Environmental Humanities; University of New South Wales


Thom van Dooren is a lecturer in Environmental Humanities at the University of New South Wales and co-editor of the journal Environmental Humanities. His research focuses on ethical and philosophical issues in the context of species extinction, a topic explored in detail in Flight Ways: Life and Loss at the Edge of Extinction (Columbia University Press, 2014).



Eve Vincent

New York University, Sydney

Eve recently completed her PhD in Anthropology at Sydney University. She lectures at NYU Sydney.



Carsten Wergin

Social Policy Research Centre, University of New South Wales

Carsten Wergin (Dr. phil.) is a Senior Researcher at the Institute for Social and Cultural Anthropology, Martin-Luther-University Halle-Wittenberg, Germany. He works on tourism and the resources boom, Australian Indigenous culture, heritage and related transcultural connectivities in the Indian Ocean region.
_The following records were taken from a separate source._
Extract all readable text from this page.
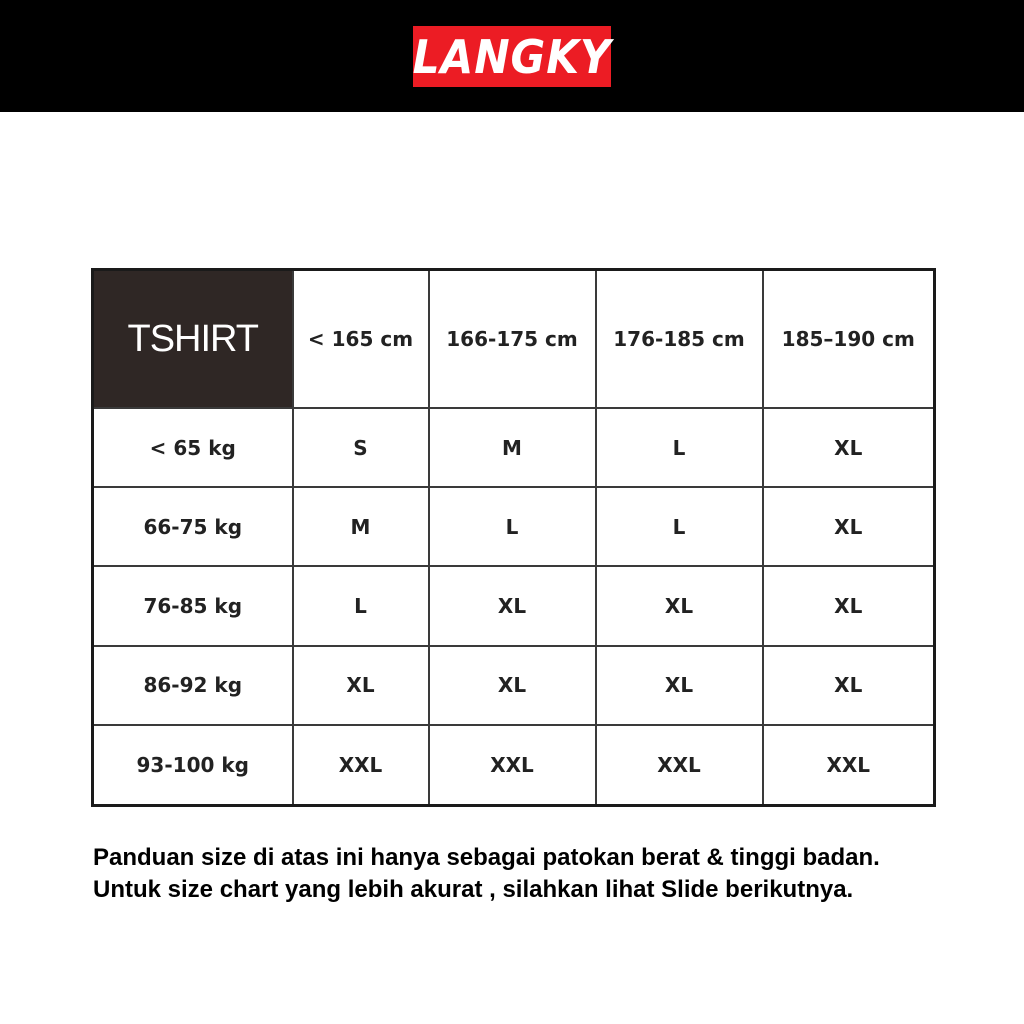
LANGKY
TSHIRT	< 165 cm	166-175 cm	176-185 cm	185–190 cm
< 65 kg	S	M	L	XL
66-75 kg	M	L	L	XL
76-85 kg	L	XL	XL	XL
86-92 kg	XL	XL	XL	XL
93-100 kg	XXL	XXL	XXL	XXL
Panduan size di atas ini hanya sebagai patokan berat & tinggi badan.
Untuk size chart yang lebih akurat , silahkan lihat Slide berikutnya.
Recent publications include the Special Section “Songlines vs. Pipelines? Mining and Tourism Industries in Remote Australia” for Australian Humanities Review (with Stephen Muecke, 2012) and the co-edited volume Musical Performance and the Changing City (with Fabian Holt, Routledge 2013). He currently holds a Marie Curie International Outgoing Fellowship at the Social Policy Research Centre, University of NSW, Sydney.